Изменить стиль страницы

— Егора Петровича.

— Егор Федосеев, припоминаю, был у нас в сотне урядник Федосеев, высокого роста, чернявый такой.

— Это, наверное, дядя мой, Иваном жвали его, — вновь зашепелявил гость, — штарший урядник был.

— За каким случаем к нам?

— Ш рыбой приезжал.

Атаман так уверовал в подлинность Мишкиного знакомства, что и документ не потребовал с приезжего и даже упрекнул зятя:

— Что же ты знакомца-то угощаешь сухим-немазаным, не мог уж сбегать в бакалейку за банчком[87]?

— После обеда сбегаю.

— То-то же.

За ужином вдоволь было чего и закусить и выпить, однако гость, так же как и Мишка, пил мало, зато атаман глушил водку стаканами.

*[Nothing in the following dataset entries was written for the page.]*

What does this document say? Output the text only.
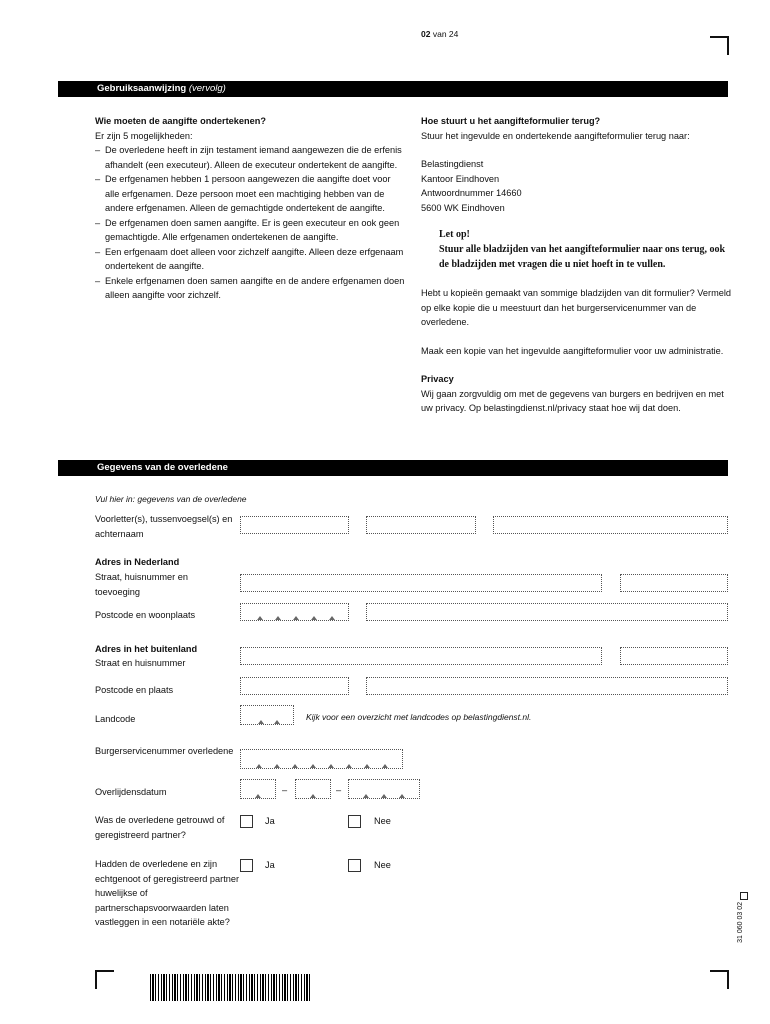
02 van 24
Gebruiksaanwijzing (vervolg)
Wie moeten de aangifte ondertekenen?
Er zijn 5 mogelijkheden:
– De overledene heeft in zijn testament iemand aangewezen die de erfenis afhandelt (een executeur). Alleen de executeur ondertekent de aangifte.
– De erfgenamen hebben 1 persoon aangewezen die aangifte doet voor alle erfgenamen. Deze persoon moet een machtiging hebben van de andere erfgenamen. Alleen de gemachtigde ondertekent de aangifte.
– De erfgenamen doen samen aangifte. Er is geen executeur en ook geen gemachtigde. Alle erfgenamen ondertekenen de aangifte.
– Een erfgenaam doet alleen voor zichzelf aangifte. Alleen deze erfgenaam ondertekent de aangifte.
– Enkele erfgenamen doen samen aangifte en de andere erfgenamen doen alleen aangifte voor zichzelf.
Hoe stuurt u het aangifteformulier terug?
Stuur het ingevulde en ondertekende aangifteformulier terug naar:
Belastingdienst
Kantoor Eindhoven
Antwoordnummer 14660
5600 WK Eindhoven
Let op!
Stuur alle bladzijden van het aangifteformulier naar ons terug, ook de bladzijden met vragen die u niet hoeft in te vullen.
Hebt u kopieën gemaakt van sommige bladzijden van dit formulier? Vermeld op elke kopie die u meestuurt dan het burgerservicenummer van de overledene.
Maak een kopie van het ingevulde aangifteformulier voor uw administratie.
Privacy
Wij gaan zorgvuldig om met de gegevens van burgers en bedrijven en met uw privacy. Op belastingdienst.nl/privacy staat hoe wij dat doen.
Gegevens van de overledene
Vul hier in: gegevens van de overledene
Voorletter(s), tussenvoegsel(s) en achternaam
Adres in Nederland
Straat, huisnummer en toevoeging
Postcode en woonplaats
Adres in het buitenland
Straat en huisnummer
Postcode en plaats
Landcode	Kijk voor een overzicht met landcodes op belastingdienst.nl.
Burgerservicenummer overledene
Overlijdensdatum	–	–
Was de overledene getrouwd of geregistreerd partner?
Ja	Nee
Hadden de overledene en zijn echtgenoot of geregistreerd partner huwelijkse of partnerschapsvoorwaarden laten vastleggen in een notariële akte?
Ja	Nee
31 060 03 02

— Какие вы питухи, горе мамино! — шутил он, опрокинув очередной стакан и закусывая соленым огурцом. — Вот намедни был у меня гостенек, сослуживец мой Сизов Федор Григорьевич, помнишь, Михайло?

— Помню.

— Станичным атаманом он уже который год служит в Больше-Зерентуевской станице. Ох и геройский казак-батареец, я вам доложу, три креста заработал на японской войне. Да-а, стояли мы одиново в Гирине…

Опьяневший атаман, рассказав про Сизова, завалился спать, и Мишка повел гостя в зимовье, где вместе с телятами, ягнятами и курами жил работник Ефим.

Сегодня по случаю того, что завтра не ехать в лес, Ефим отправился ночевать домой, и зимовье оказалось свободным. В нем тепло, Маринка еще засветло протопила его, прибрала, земляной пол застелила сеном, а, на нарах устроила гостю постель. Мишка засветил керосиновую лампу, приладив ее на стену, огляделся:

— Ну вот, устраивайся тут, Иван Егорович.

— Чего ты так, здесь-то можно называть меня и своим именем, помнишь небось?

— Помню, Абрам Яковлич, как не помнить, частенько приходилось и видать и слыхать про тебя в Коп Зор-Газе-то.

— Расскажи, какие тут у вас настроения?

— Настроения-то? Да как тебе сказать… — Мишка присел рядом, вытянул из кармана нарядный подарок Маринки — сатиновый кисет с табаком-зеленухой, протянул Федорову: — Закуривай, маньчжурский табачок-то, первый сорт.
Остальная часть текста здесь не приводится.